Fig. 8. Loss of REST accelerates neurodegeneration and cognitive decline in AD mice.

a, b Increased neurodegeneration in REST-deficient 3xTg mice. a TUNEL labeling (green), immunolabeling for p-Ser202 tau (pTau) (antibody CP13, red), and DAPI labeling for DNA identifies TUNEL-positive nuclei in neurons with NFT-like tau pathology in hippocampal CA1 (top 2 panels) and CA3 (lower 2 panels) sectors in 29-month-old 3xTg;GT but not 3xTg mice. b Quantification of TUNEL-positive cells in 27–29-month-old WT (n = 4), GT (n = 3), 3xTg (n = 6) and 3xTg;GT (n = 6) mice. P-values were generated by two-way ANOVA with Tukey’s post-hoc test. Scale bar, 25 μm. c Time course of spatial learning in the Morris water maze for 17–18-month-old mice of the indicated genotypes. d Memory retrieval in the probe trial of the Morris water maze. Shown are the numbers of entries in the target (platform) area and time spent in target (platform) area for 17–18-month-old mice of the indicated genotypes. Two-way ANOVA revealed no significant interaction between REST genotype (+/+, cHET) and AD pathology (WT, 3xTg): F (1, 51) = 2.41, P = 0.12. One-way ANOVA with Tukey’s post-hoc test was then conducted and the P-values are shown. Panels c, d: n = 17 WT, n = 11 REST cHET, n = 16 3xTg, and n = 11 3xTg;cHET mice. e Time course of spatial learning in the Morris water maze for 12–14-month-old mice of the indicated genotypes. REST loss-of-function alleles do not further impair learning in J-20 mice. f Memory retrieval in the probe trial for 12–14-month-old mice of the indicated genotypes. J-20 mice have impaired memory retrieval relative to WT mice by two-tailed Mann–Whitney U test. Two-way ANOVA revealed no significant interaction between REST genotype (+/+, cHET, cKO) and AD pathology (WT, J20): F (2,100) = 0.82, P = 0.44. Kruskal–Wallis one-way ANOVA with Dunn’s post-hoc test was then conducted and the P-values are shown. Panels e, f: n = 17 WT, n = 14 REST cHET, n = 18 REST cKO, n = 31 J20, n = 8 J20;cHET and n = 18 J20;cKO mice. b, d, f Shown are individual values and the mean ± S.E.M. c, e Shown are the mean ± S.E.M, and P-values for planned comparisons by the two-tailed unpaired t-test. Source data are provided as a Source Data file.

Fig. 9. Human REST overexpression suppresses AD-type pathology in mice.

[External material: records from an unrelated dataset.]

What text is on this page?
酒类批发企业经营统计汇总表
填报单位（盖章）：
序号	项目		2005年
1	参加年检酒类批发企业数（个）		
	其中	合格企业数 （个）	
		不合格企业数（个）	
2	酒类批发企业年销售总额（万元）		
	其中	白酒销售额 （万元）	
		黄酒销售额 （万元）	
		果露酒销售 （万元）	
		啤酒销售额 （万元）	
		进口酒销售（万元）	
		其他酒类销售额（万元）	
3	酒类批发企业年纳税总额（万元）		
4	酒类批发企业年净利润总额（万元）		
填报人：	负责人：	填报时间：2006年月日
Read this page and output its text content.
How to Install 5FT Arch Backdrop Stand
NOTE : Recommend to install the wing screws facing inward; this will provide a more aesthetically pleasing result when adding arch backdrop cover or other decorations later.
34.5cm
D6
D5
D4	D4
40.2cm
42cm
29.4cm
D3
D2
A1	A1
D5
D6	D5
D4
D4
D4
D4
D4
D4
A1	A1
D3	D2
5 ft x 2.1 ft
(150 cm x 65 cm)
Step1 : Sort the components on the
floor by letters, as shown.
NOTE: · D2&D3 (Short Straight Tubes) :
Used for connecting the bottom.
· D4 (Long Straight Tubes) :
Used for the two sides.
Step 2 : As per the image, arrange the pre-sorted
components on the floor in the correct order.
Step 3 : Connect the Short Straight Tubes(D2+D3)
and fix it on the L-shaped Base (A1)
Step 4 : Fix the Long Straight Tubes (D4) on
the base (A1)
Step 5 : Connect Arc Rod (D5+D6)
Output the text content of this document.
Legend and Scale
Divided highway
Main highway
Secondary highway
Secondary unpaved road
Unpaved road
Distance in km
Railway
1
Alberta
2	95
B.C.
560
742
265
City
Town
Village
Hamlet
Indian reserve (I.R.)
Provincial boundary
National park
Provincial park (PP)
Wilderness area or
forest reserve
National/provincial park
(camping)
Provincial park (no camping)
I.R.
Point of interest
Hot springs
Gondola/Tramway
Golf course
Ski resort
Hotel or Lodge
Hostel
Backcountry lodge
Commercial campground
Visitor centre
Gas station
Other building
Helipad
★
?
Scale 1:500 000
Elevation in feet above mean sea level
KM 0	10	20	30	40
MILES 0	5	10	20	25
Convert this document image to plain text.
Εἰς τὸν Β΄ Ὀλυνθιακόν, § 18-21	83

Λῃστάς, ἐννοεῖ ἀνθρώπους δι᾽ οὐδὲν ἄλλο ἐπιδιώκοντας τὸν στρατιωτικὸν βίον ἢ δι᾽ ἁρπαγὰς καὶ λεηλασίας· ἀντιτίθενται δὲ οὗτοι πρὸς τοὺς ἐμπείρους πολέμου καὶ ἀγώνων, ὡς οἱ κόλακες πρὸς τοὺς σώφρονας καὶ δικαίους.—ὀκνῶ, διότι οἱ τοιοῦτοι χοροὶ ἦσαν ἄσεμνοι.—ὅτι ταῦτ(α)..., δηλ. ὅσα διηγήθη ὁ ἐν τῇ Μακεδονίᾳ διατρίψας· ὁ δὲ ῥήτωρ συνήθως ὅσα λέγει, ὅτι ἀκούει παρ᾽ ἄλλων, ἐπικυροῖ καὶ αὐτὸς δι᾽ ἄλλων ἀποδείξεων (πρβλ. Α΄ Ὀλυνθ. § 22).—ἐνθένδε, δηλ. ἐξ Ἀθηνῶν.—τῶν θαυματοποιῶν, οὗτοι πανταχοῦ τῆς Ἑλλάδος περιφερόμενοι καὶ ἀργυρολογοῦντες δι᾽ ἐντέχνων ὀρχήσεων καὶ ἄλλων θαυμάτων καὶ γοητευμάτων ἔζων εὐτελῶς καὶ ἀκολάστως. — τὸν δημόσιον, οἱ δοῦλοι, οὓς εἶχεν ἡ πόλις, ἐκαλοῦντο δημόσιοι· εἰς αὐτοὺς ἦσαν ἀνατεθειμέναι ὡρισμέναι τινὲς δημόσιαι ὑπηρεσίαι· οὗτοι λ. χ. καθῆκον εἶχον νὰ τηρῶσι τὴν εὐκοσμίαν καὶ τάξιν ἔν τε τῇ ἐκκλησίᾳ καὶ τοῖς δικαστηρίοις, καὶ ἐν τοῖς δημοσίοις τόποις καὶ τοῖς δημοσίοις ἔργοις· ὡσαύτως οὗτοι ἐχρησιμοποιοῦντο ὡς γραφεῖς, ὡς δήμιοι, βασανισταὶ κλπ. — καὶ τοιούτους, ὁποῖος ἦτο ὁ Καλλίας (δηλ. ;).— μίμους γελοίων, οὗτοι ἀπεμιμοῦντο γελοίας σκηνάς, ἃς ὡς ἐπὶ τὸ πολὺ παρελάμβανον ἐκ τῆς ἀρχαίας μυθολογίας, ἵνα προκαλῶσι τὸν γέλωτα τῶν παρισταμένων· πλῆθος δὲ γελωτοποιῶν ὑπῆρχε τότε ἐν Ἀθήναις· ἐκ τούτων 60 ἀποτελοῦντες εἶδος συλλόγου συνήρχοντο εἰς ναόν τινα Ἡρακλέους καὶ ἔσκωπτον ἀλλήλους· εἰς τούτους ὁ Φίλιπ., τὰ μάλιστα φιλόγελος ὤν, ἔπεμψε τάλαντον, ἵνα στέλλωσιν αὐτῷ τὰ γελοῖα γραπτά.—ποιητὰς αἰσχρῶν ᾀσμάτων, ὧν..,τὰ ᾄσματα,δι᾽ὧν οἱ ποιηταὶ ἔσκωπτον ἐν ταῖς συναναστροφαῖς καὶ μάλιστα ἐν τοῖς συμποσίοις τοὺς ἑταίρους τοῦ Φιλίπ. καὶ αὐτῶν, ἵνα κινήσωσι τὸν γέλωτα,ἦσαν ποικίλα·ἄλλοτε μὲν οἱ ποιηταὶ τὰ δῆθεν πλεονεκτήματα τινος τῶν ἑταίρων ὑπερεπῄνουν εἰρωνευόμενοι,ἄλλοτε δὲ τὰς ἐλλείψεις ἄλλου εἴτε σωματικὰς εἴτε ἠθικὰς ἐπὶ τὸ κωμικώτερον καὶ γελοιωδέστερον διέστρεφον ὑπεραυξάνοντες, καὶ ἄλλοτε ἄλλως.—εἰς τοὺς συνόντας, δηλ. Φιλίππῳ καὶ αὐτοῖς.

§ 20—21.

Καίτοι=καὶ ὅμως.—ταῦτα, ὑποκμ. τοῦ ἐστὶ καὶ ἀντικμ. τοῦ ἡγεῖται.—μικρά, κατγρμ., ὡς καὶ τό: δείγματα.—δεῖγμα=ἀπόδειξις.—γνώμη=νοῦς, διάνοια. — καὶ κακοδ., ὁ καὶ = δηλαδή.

a, c Immunofluorescent labeling of the early tau pathology marker pSer202-tau (CP13 antibody, red; pTau; a) or misfolded tau (MC1 antibody, red; mTau; c) and DNA (blue) in the hippocampal regions CA1 and CA3 of 3xTg mice that had received an intracranial delivery of AAV9-REST or AAV9-CTRL at the age of 11 months and were sacrificed 10 weeks later. Overexpression of human REST leads to a marked suppression of tau pathology. b, d Quantification of pSer202-tau (pTau; b) or misfolded tau (mTau; d) levels in CA1 and CA3 regions of the hippocampus. n = 5 3xTg/AAV9-CTRL, n = 6 3xTg/AAV9-REST mice. e, f REST overexpression rscues the advanced tau pathology in 3xTg;GT mice. Quantification of pSer202-tau (pTau; e) or misfolded tau (mTau; f) levels in CA1 and CA3 regions of the hippocampus in n = 5 3xTg/AAV9-CTRL, n = 6 3xTg;GT/AAV9-CTRL and n = 6 3xTg;GT/AAV9-REST mice that had received an intracranial delivery of AAV9-REST or AAV9-CTRL at the age of 11 months and were sacrificed 10 weeks later. g qRT-PCR analysis of Cdk5, Gsk3β and Daxx RNA levels in the hippocampus of 3xTg mice that received intracranial injections of AAV9-CTRL (n = 4) and 3xTg;GT mice that received injections of AAV9-CTRL (n = 5) or AAV9-REST (n = 5) at the age of 11 months and were sacrificed 10 weeks after injection. h Immunofluorescent labeling of Aβ (red) and DNA (blue) in the hippocampus of J20 mice that had received an intracranial delivery of AAV9-REST or AAV9-CTRL at the age of 14 months and were sacrificed 10 weeks later. Overexpression of human REST leads to a marked suppression of Aβ pathology. i Quantification of Aβ plaque burden in the hippocampus, n = 8 J20/AAV9-CTRL and n = 5 J20/AAV9-REST mice. The data is shown as percentage change in Aβ plaque burden relative to J20/AAV9-CTRL mice. a, c, e, f Individual values as well as the mean ± S.E.M are shown. P-values for two-tailed unpaired t-tests (b, d, i) or one-way ANOVA with Tukey’s post-hoc tests (e, f, g) are shown. Scale bars, 25 µm. Source data are provided as a Source Data file.